Relative extrapolation error of 5.4 % for the pendulum and 1.6 % for Lotka-Volterra. Closed orbits make Lotka strictly harder per period, but the amplitude is preserved across multiple cycles into the held-out window — the orbit stays bounded despite the network never being told the dynamics are conservative.
Inside the training window the predicted energy tracks the true dissipation envelope. Past it, the predicted oscillation keeps its amplitude instead of continuing to decay — the network learns the period and phase but only an approximate γ. The 137 % final-time drift is the snapshot consequence; the qualitative summary is "the envelope is right, the late-time decay rate is not".
The architectural fix is not more training — it is encoding the structure. A Hamiltonian Neural Network (Greydanus et al., 2019) cannot, by construction, drift in H. A dissipation-aware variant does the same for dE/dt. Both are listed as the natural next step in the README.

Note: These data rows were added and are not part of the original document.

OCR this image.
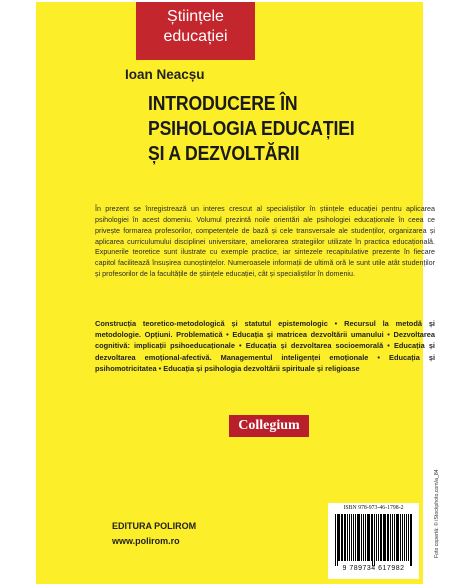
Științele
educației
Ioan Neacșu
INTRODUCERE ÎN
PSIHOLOGIA EDUCAȚIEI
ȘI A DEZVOLTĂRII
În prezent se înregistrează un interes crescut al specialiștilor în științele educației pentru aplicarea psihologiei în acest domeniu. Volumul prezintă noile orientări ale psihologiei educaționale în ceea ce privește formarea profesorilor, competențele de bază și cele transversale ale studenților, organizarea și aplicarea curriculumului disciplinei universitare, ameliorarea strategiilor utilizate în practica educațională. Expunerile teoretice sunt ilustrate cu exemple practice, iar sintezele recapitulative prezente în fiecare capitol facilitează însușirea cunoștințelor. Numeroasele informații de ultimă oră le sunt utile atât studenților și profesorilor de la facultățile de științele educației, cât și specialiștilor în domeniu.
Construcția teoretico-metodologică și statutul epistemologic • Recursul la metodă și metodologie. Opțiuni. Problematică • Educația și matricea dezvoltării umanului • Dezvoltarea cognitivă: implicații psihoeducaționale • Educația și dezvoltarea socioemorală • Educația și dezvoltarea emoțional-afectivă. Managementul inteligenței emoționale • Educația și psihomotricitatea • Educația și psihologia dezvoltării spirituale și religioase
Collegium
Foto copertă: © iStockphoto.com/a_84
EDITURA POLIROM
www.polirom.ro
ISBN 978-973-46-1798-2
9 789734 617982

The headline numbers are what an MLP without physics priors achieves on these two systems. They establish the bar against which any inductive-bias improvement (Hamiltonian, Lagrangian, Symplectic ODE-Net) must show a measurable benefit. The follow-ups in the README close that gap by encoding invariants instead of letting the network rediscover them.